Come un Barbaro lanciato a sconfiggere il nemico, Sebastian si lancia sul pacco blu distruggendo la carta e spargendola da tutte le parti.

 

Diverse confezioni di mattoncini da costruire a tema spaziale svettano sul tavolo uno sopra l'altro. Astronavi, astronauti, robot meccanici, navicelle. Un intero set per costruire il mondo che il mio piccolo ama alla follia.

Insieme guardiamo tutti i particolari, osserviamo le fotografie mentre rigiriamo i vari pacchetti. Sebastian pare impazzito, urla ad ogni scatola, urla a ogni cosa che gli piace. È la cosa più bella che abbia mai visto in vita sua.

 

«Geltrude, non doveva e...», ma mi interrompo subito.

La Signora McArthur e Kate confabulano una nelle orecchie dell'altra come fossero due vecchie comari. Mi guardano. Mi squadrano. Mi osservano con un po' troppa insistenza.

«Che state dicendo voi due?», chiedo curiosa e anche un po' preoccupata, la vecchia sarebbe capace di tutto.

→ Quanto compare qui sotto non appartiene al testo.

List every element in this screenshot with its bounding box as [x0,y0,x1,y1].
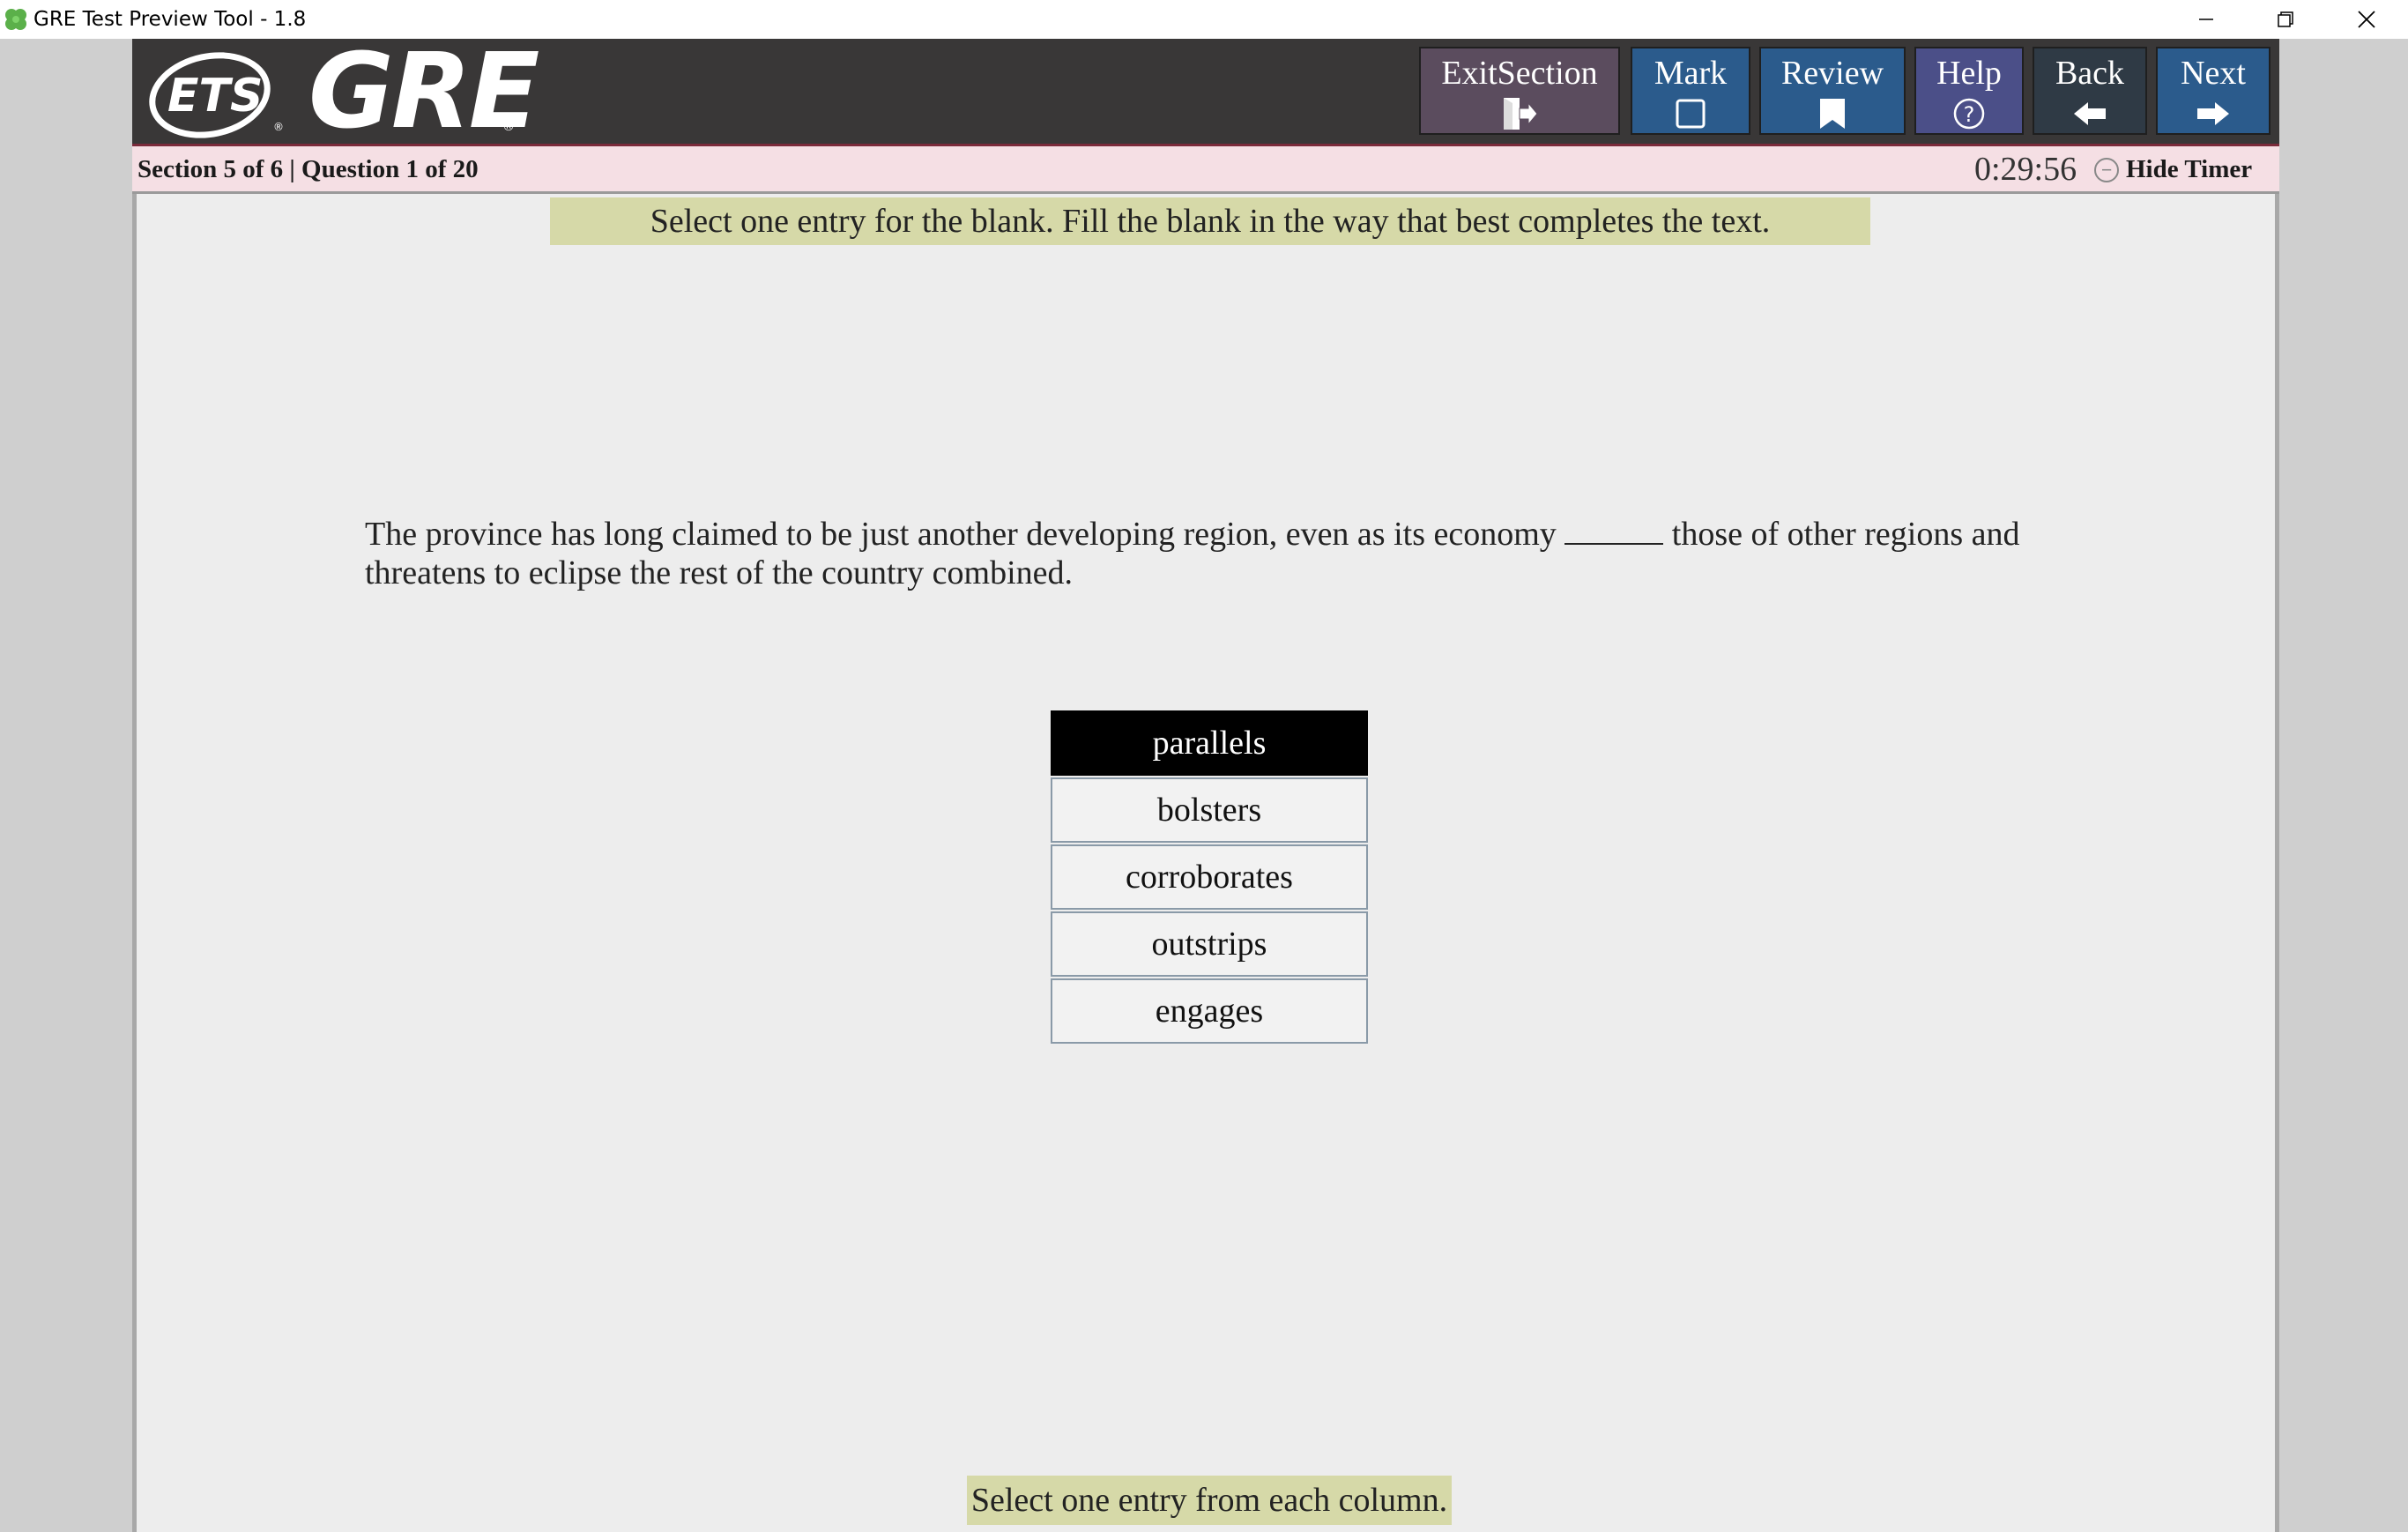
mark-button[interactable]: Mark [1631,47,1750,135]
checkbox-icon [1675,96,1706,131]
exit-section-label: ExitSection [1441,55,1598,92]
answer-choice[interactable]: outstrips [1051,911,1368,977]
exit-section-button[interactable]: ExitSection [1419,47,1620,135]
hide-timer-label: Hide Timer [2126,155,2253,183]
svg-text:®: ® [273,121,284,133]
question-circle-icon: ? [1952,96,1986,131]
ets-logo: ETS ® [145,44,286,145]
answer-choice[interactable]: parallels [1051,710,1368,776]
answer-choice[interactable]: bolsters [1051,777,1368,843]
instruction-banner: Select one entry for the blank. Fill the… [550,197,1870,245]
back-button[interactable]: Back [2033,47,2147,135]
hide-timer-button[interactable]: − Hide Timer [2094,155,2252,184]
close-button[interactable] [2327,0,2406,39]
help-button[interactable]: Help ? [1914,47,2024,135]
next-button[interactable]: Next [2156,47,2271,135]
window-title: GRE Test Preview Tool - 1.8 [33,8,307,31]
answer-blank [1564,518,1664,545]
review-button[interactable]: Review [1759,47,1906,135]
restore-button[interactable] [2246,0,2325,39]
question-text: The province has long claimed to be just… [365,515,2057,592]
gre-registered-mark: ® [502,120,515,134]
column-instruction: Select one entry from each column. [967,1476,1452,1525]
question-panel: Select one entry for the blank. Fill the… [132,194,2279,1532]
arrow-left-icon [2072,96,2107,131]
answer-choice[interactable]: corroborates [1051,844,1368,910]
svg-text:?: ? [1964,102,1975,127]
bookmark-icon [1818,96,1847,131]
answer-choice[interactable]: engages [1051,978,1368,1044]
exit-door-icon [1500,96,1539,131]
clover-icon [2,5,30,33]
next-label: Next [2181,55,2246,92]
minus-circle-icon: − [2094,157,2119,182]
arrow-right-icon [2196,96,2231,131]
question-text-before: The province has long claimed to be just… [365,516,1557,553]
status-bar: Section 5 of 6 | Question 1 of 20 0:29:5… [132,146,2279,194]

«Niente», si affretta a dire Kate.

«Solo che il piccolo ha l'aria sveglia, è molto carino e sembra ben educato. Mi chiedo da chi abbia preso visto che tu... tu... sei... insomma, sai come sei», dice seria la donna con aria altezzosa.

 

 

In passato mi sarei offesa, probabilmente avrei tenuto il muso per una battuta del genere, ma in fondo al mio cuore so che la Signora McArthur è felice di vedermi e quello, seppur contorto, è il suo modo di dimostrarmelo.

 

Mi sento finalmente a casa.

Grazie a Kate, Sebastian e Geltrude mi sento amata come non mai.

Adesso, per rendere tutto perfetto, manca solo papà.